Tabig played a vital role in the publication of Ani 19 (Kinaray-a issue), a literary journal published by the CCP. Thru its efforts with the CCP, the book was launched in San Jose de Buenavista in January 1992, perhaps the first formal book launching ever made there. In 1993, when initial steps were taken to organize Paranubliun Antique, a cultural NGO that advocates people empowerment thru cultural action, the Tabig members were the first to signify support. Paranubliun Antique, under the incessant prodding Norma Javellana, a cultural worker from Mindanao, grew to become the umbrella organization of all small writers, artists and performing groups, including Tabig, in Antique. Paranubliun Antique was the cultural group that Susan, Boyce, Moi and myself was dreaming of when we sat down that one night, trying to figure out what to do with the grants from the Cultural Center.

It was in 1994 when Tabig raked in its biggest harvest. Early that year, Gerry Antoy, Dreamrose Barcebal-Petinglay and Albert Fred Magluyan won first and second places respectively (Barcebal and Magluyan tied in the second place) in the Paranubliun-sponsored poetry writing contest occasioned by the Women’s Month celebration. The All-Western Visayas Poetry Contest sponsored by the National Commission for Culture and the Arts and the Arts Council of Iloilo ushered in a sweeping victory for Tabig: Nennen Geremia-Lachica won first prize in English, John Iremil Teodoro placed first in Filipino and in Hiligaynon, Acay Flores copped the plum prize in Kinaray-a, followed by Edison Tondares, who also won second in Filipino, and I was third. That year also, John Iremil and myself both won third prizes in Filipino and English categories respectively in Homelife Magazine’s National Poetry Prize.

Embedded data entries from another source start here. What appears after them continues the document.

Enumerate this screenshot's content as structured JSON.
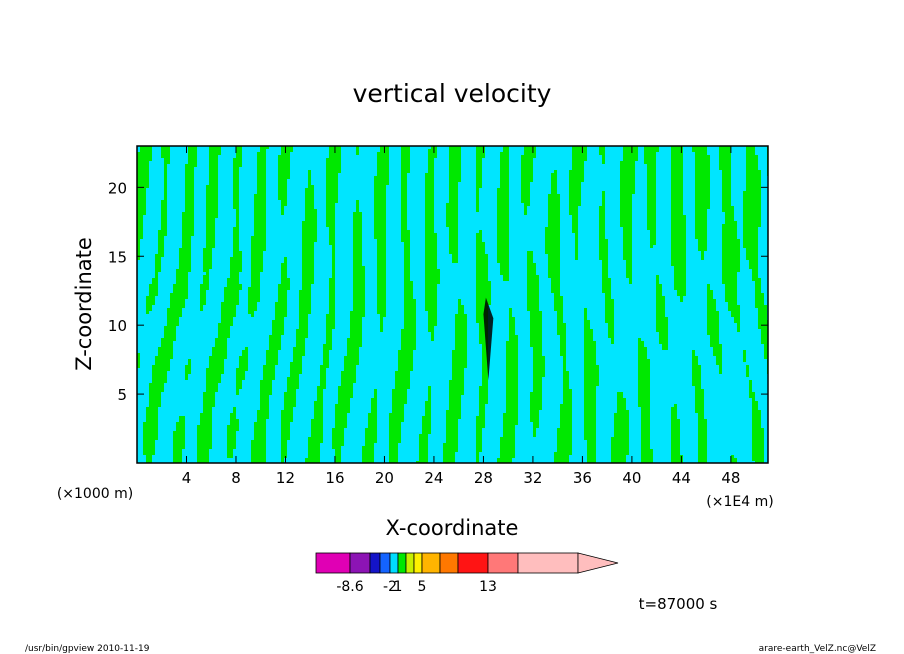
{
  "colors": {
    "background": "#ffffff",
    "frame": "#000000",
    "contour_line": "#000000"
  },
  "chart_data": {
    "type": "heatmap",
    "title": "vertical velocity",
    "xlabel": "X-coordinate",
    "ylabel": "Z-coordinate",
    "x_unit_left": "(×1000 m)",
    "x_unit_right": "(×1E4 m)",
    "xlim": [
      0,
      51
    ],
    "ylim": [
      0,
      23
    ],
    "xticks": [
      4,
      8,
      12,
      16,
      20,
      24,
      28,
      32,
      36,
      40,
      44,
      48
    ],
    "yticks": [
      5,
      10,
      15,
      20
    ],
    "dominant_levels": [
      {
        "range": "-2..1",
        "color": "#00e5ff"
      },
      {
        "range": "1..2",
        "color": "#00e800"
      }
    ],
    "colorbar": {
      "segments": [
        {
          "color": "#e000b4"
        },
        {
          "color": "#8c14b4"
        },
        {
          "color": "#1414c8"
        },
        {
          "color": "#1464ff"
        },
        {
          "color": "#00dcff"
        },
        {
          "color": "#00e800"
        },
        {
          "color": "#c8f000"
        },
        {
          "color": "#fff000"
        },
        {
          "color": "#ffb400"
        },
        {
          "color": "#ff7800"
        },
        {
          "color": "#ff1414"
        },
        {
          "color": "#ff7878"
        },
        {
          "color": "#ffbebe"
        }
      ],
      "labels": [
        "-8.6",
        "-2",
        "1",
        "5",
        "13"
      ]
    },
    "annotation": "t=87000 s"
  },
  "footer": {
    "left": "/usr/bin/gpview   2010-11-19",
    "right": "arare-earth_VelZ.nc@VelZ"
  }
}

The victories that Tabig members had earned were the result of years of painstakingly learning the craft of writing thru the gus-abanay sessions, the continuous exploration and exchange of ideas. Other Tabig members not previously mentioned are Ma. Aurora Salvacion J. Autajay, and Jasper Bungay, who won third place in the second poetry writing contest (now known as Padya Paranubliun sa Panulatan).

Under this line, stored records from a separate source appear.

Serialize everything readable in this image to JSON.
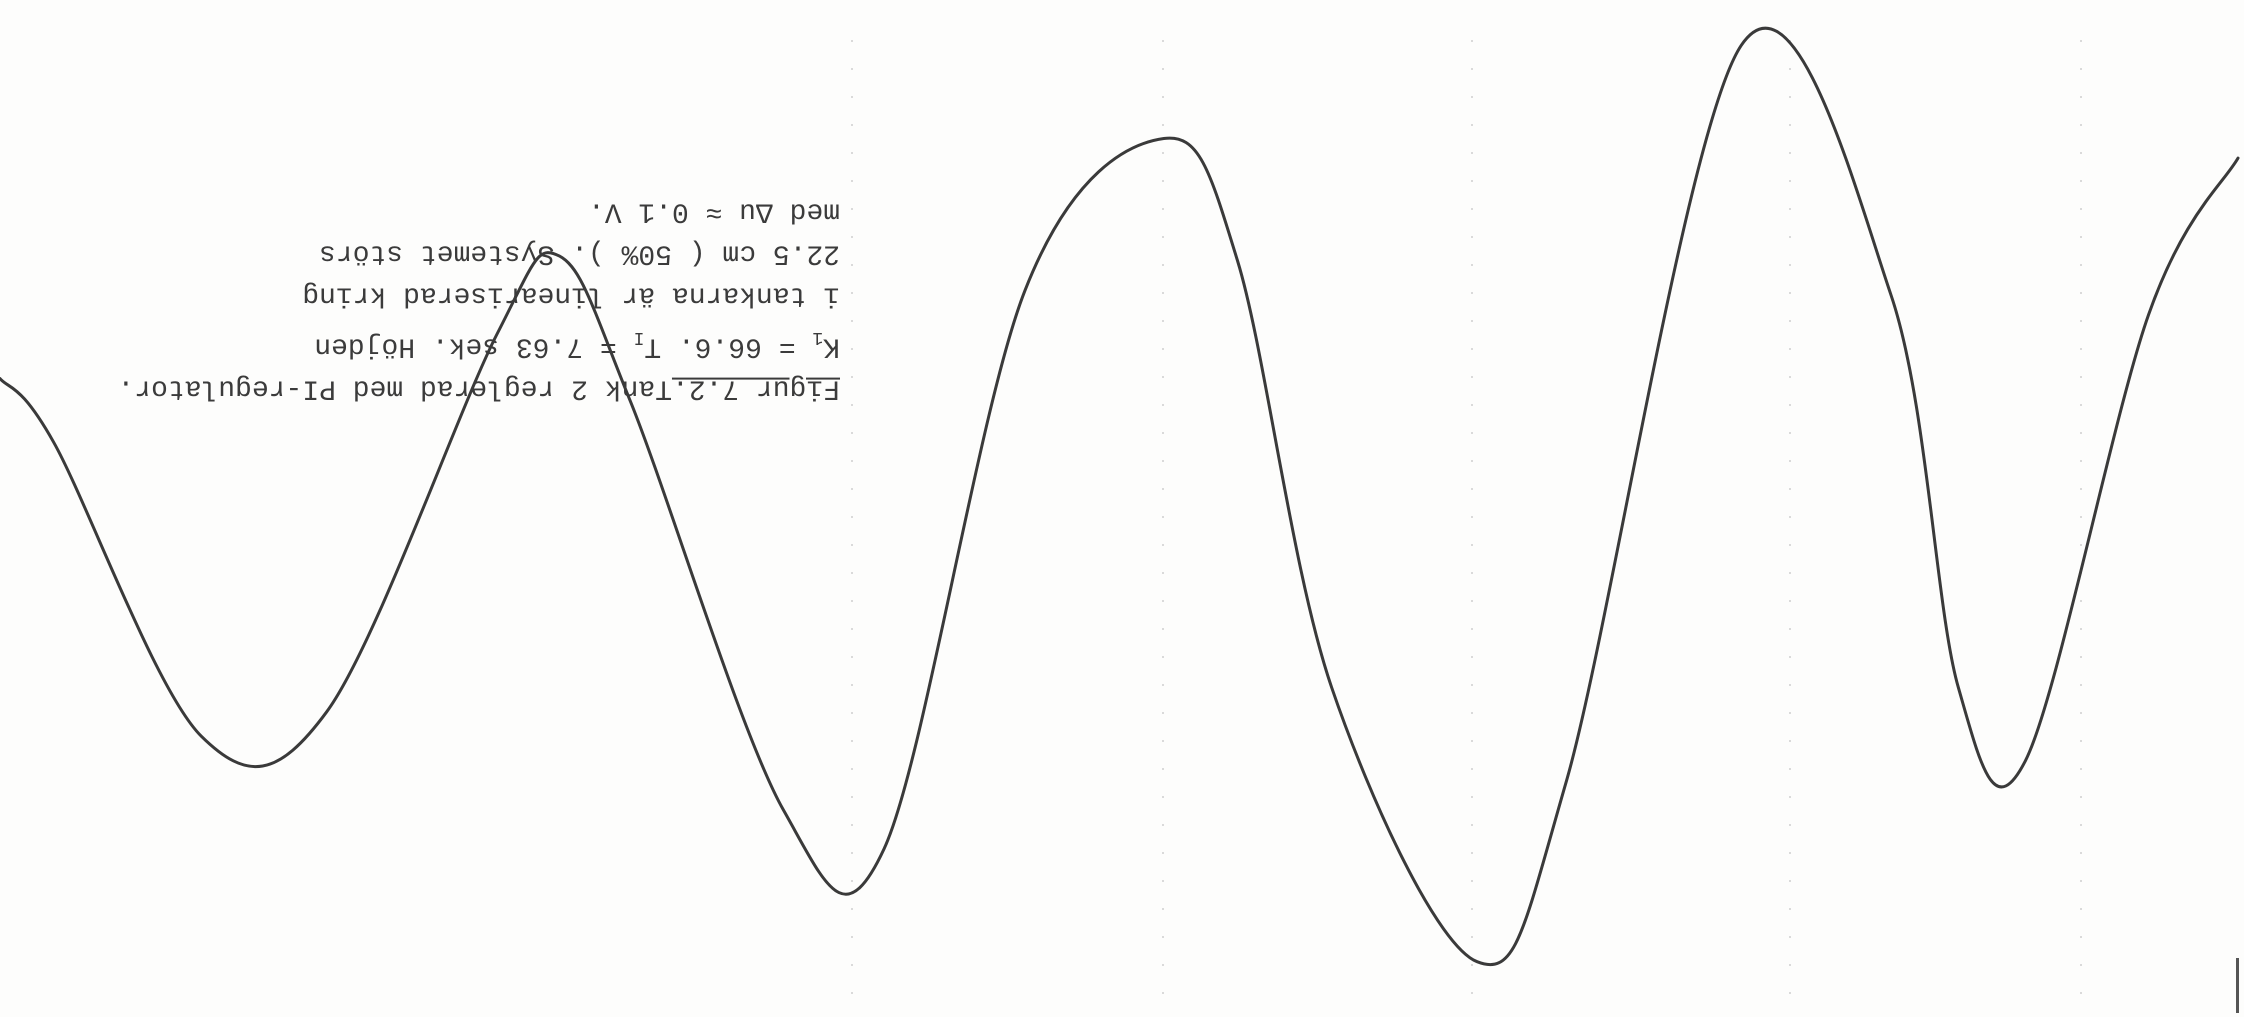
{
  "caption": {
    "figure_id": "Figur 7.2.",
    "title_rest": "Tank 2 reglerad med PI-regulator.",
    "k_symbol": "K",
    "k_subscript": "1",
    "k_value": " = 66.6. ",
    "t_symbol": "T",
    "t_subscript": "I",
    "t_value": " = 7.63 sek. Höjden",
    "line3": "i tankarna är lineariserad kring",
    "line4": "22.5 cm ( 50% ). Systemet störs",
    "line5": "med Δu ≈ 0.1 V."
  },
  "chart_data": {
    "type": "line",
    "orientation": "rotated 180 degrees (scanned upside down)",
    "grid": "faint dotted vertical lines",
    "line_color": "#3a3a3a",
    "background": "#fdfdfc",
    "xlim": [
      0,
      100
    ],
    "ylim": [
      -1,
      1
    ],
    "series": [
      {
        "x": [
          0,
          2.4,
          9,
          14.6,
          22.2,
          25,
          28.2,
          35,
          39.5,
          45.8,
          52,
          55.3,
          59.5,
          66,
          70,
          77.8,
          84.5,
          87.5,
          90.5,
          96,
          100
        ],
        "values": [
          0.26,
          0.13,
          -0.47,
          -0.42,
          0.35,
          0.51,
          0.21,
          -0.62,
          -0.7,
          0.44,
          0.75,
          0.5,
          -0.37,
          -0.93,
          -0.56,
          0.94,
          0.43,
          -0.37,
          -0.52,
          0.39,
          0.71
        ]
      }
    ]
  }
}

After 10 years, Tabig members have pursued separate endeavors, but continue to write. Nennen Geremia-Lachica has left to be with her husband in the US. It will not be surprising if we read Karay-a poems in literary journals from there in the future. Edison Tondares, after two years working for Paranubliun, attended a masteral course in creative writing at the De La Salle University. Moi Magbanua is an on and off teacher of literature at the St. Anthony’s College, and as of last meeting, is contemplating of going back to Manila. Leah Pagunsan-Tambanillo is focused on her family. Gerry Antoy has become a politician in Bugasong, and I have chosen to slave in the corporate world. John Iremil Teodoro, after proving himself as the ideal graduate student of Creative Writing in La Salle is contemplating of going to Palawan, and opening a resort for the lonely hearts there. Only Acay Flores has remained with Paranubliun, aside from her native crafts business and her work with a peasant organization. For some years now, we have been dreaming of coming up with a collection of their works, a book that we can claim their own.

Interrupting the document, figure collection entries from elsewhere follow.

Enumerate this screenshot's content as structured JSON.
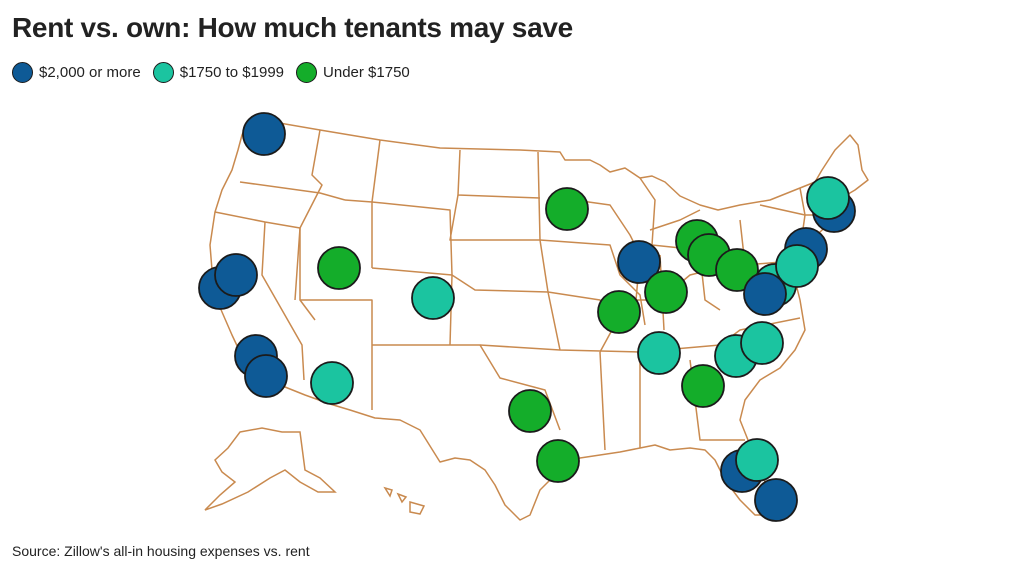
{
  "title": "Rent vs. own: How much tenants may save",
  "legend": [
    {
      "label": "$2,000 or more",
      "color": "#0e5a96"
    },
    {
      "label": "$1750 to $1999",
      "color": "#1bc4a0"
    },
    {
      "label": "Under $1750",
      "color": "#14ad2a"
    }
  ],
  "source": "Source: Zillow's all-in housing expenses vs. rent",
  "colors": {
    "state_border": "#c98a4f",
    "marker_stroke": "#1b1b1b",
    "background": "#ffffff"
  },
  "markers": [
    {
      "region": "Seattle, WA",
      "category": 0
    },
    {
      "region": "San Francisco Bay Area, CA",
      "category": 0
    },
    {
      "region": "San Jose, CA",
      "category": 0
    },
    {
      "region": "Los Angeles, CA",
      "category": 0
    },
    {
      "region": "San Diego, CA",
      "category": 0
    },
    {
      "region": "Salt Lake City, UT",
      "category": 2
    },
    {
      "region": "Denver, CO",
      "category": 1
    },
    {
      "region": "Phoenix, AZ",
      "category": 1
    },
    {
      "region": "Minneapolis, MN",
      "category": 2
    },
    {
      "region": "Chicago, IL",
      "category": 0
    },
    {
      "region": "St. Louis, MO",
      "category": 2
    },
    {
      "region": "Indianapolis, IN",
      "category": 2
    },
    {
      "region": "Detroit, MI",
      "category": 2
    },
    {
      "region": "Cleveland, OH",
      "category": 2
    },
    {
      "region": "Pittsburgh, PA",
      "category": 2
    },
    {
      "region": "Boston, MA",
      "category": 0
    },
    {
      "region": "Providence, RI",
      "category": 1
    },
    {
      "region": "New York, NY",
      "category": 0
    },
    {
      "region": "Philadelphia, PA",
      "category": 1
    },
    {
      "region": "Washington, DC",
      "category": 0
    },
    {
      "region": "Baltimore, MD",
      "category": 1
    },
    {
      "region": "Nashville, TN",
      "category": 1
    },
    {
      "region": "Charlotte, NC",
      "category": 1
    },
    {
      "region": "Raleigh, NC",
      "category": 2
    },
    {
      "region": "Atlanta, GA",
      "category": 1
    },
    {
      "region": "Dallas, TX",
      "category": 2
    },
    {
      "region": "Houston, TX",
      "category": 2
    },
    {
      "region": "Tampa, FL",
      "category": 0
    },
    {
      "region": "Orlando, FL",
      "category": 1
    },
    {
      "region": "Miami, FL",
      "category": 0
    }
  ]
}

It may be long before Tabig will get to publish that great book, but each of us believes that our task is far from over. We are happy that we have helped other young writers find their voice, as we have found ours. We have sowed the seeds, and we are happy to see the abundance that is open for all Antiqueños to reap and enjoy. Our joy is to see tomorrow’s children reading the poems and stories we have written in the language of our parents, and our parents’ parents.